The preferential readout of Kcr by the YEATS domains is implicated in diverse cellular processes (Fig. 2). We found that Kcr-AF9 YEATS positively regulates gene expression in inflammatory response.

Figure 2.

Histone crotonylation and YEATS proteins are involved in diverse biological processes.

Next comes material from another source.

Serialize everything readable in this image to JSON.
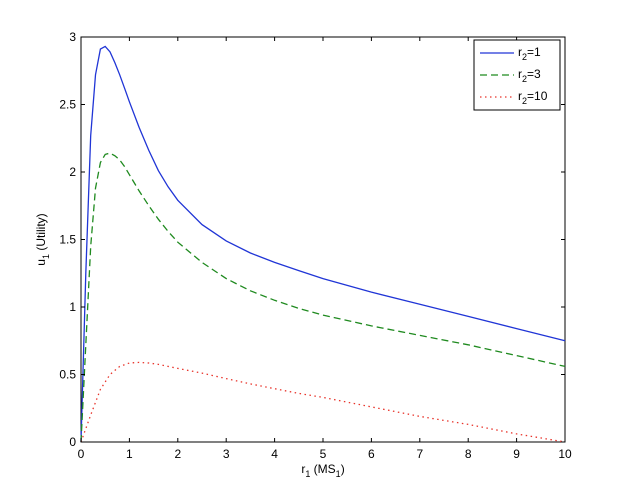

Currently, four YEATS domain proteins are identified in human: AF9, ENL, Gas41, and YEATS2. AF9 or ENL is associated with several nuclear proteins/complexes, including super elongation complex (SEC), the histone H3K79-specific methyltransferase DOT1L, and the polymerase II-associated factor (PAF) complex. These complexes can facilitate pause-release and elongation in transcription. AF9 regulates HOX gene expression in both normal embryonic development and cancer cells via recruitment of the above complexes. Gas41 is a common subunit of the SRCAP remodeling and Tip60 HAT complexes, and is oncogenic. Meanwhile, GAS41 can interact with several transcription factors such as Myc. YEATS2 is an integral member of the ADA Two A-Containing (ATAC) HAT complex, which is involved in nucleosome remodeling, transcription regulation, stress signaling, and mitotic progression. YEATS2 also interacts with the TATA-binding protein (TBP) to modulate the basal transcription machinery. Yeast Taf14, Yaf9, and Sas5 are also associated with several distinct chromatin remodelers, transcription factors, or HAT complexes.

Concluding remarks

Histone Kcr is a novel histone PTM closely related to active transcription. Its unique features have attracted extensive research efforts in the field of chromatin biology. YEATS domains recognize histone Kcr by a unique mechanism of aromatic-π stacking, and link Kcr to transcription, nucleosome remodeling, and other important cellular functions. It remains largely unknown how levels of Histone Kcr is modulated by extracellular signals and how Kcr–YEATS interactions activate downstream biological pathways. It is also tantalizing to investigate whether any other kind of reader of Kcr and newly identified acyllysine marks exists. If so, what are their recognizing mechanism and their functional outcome.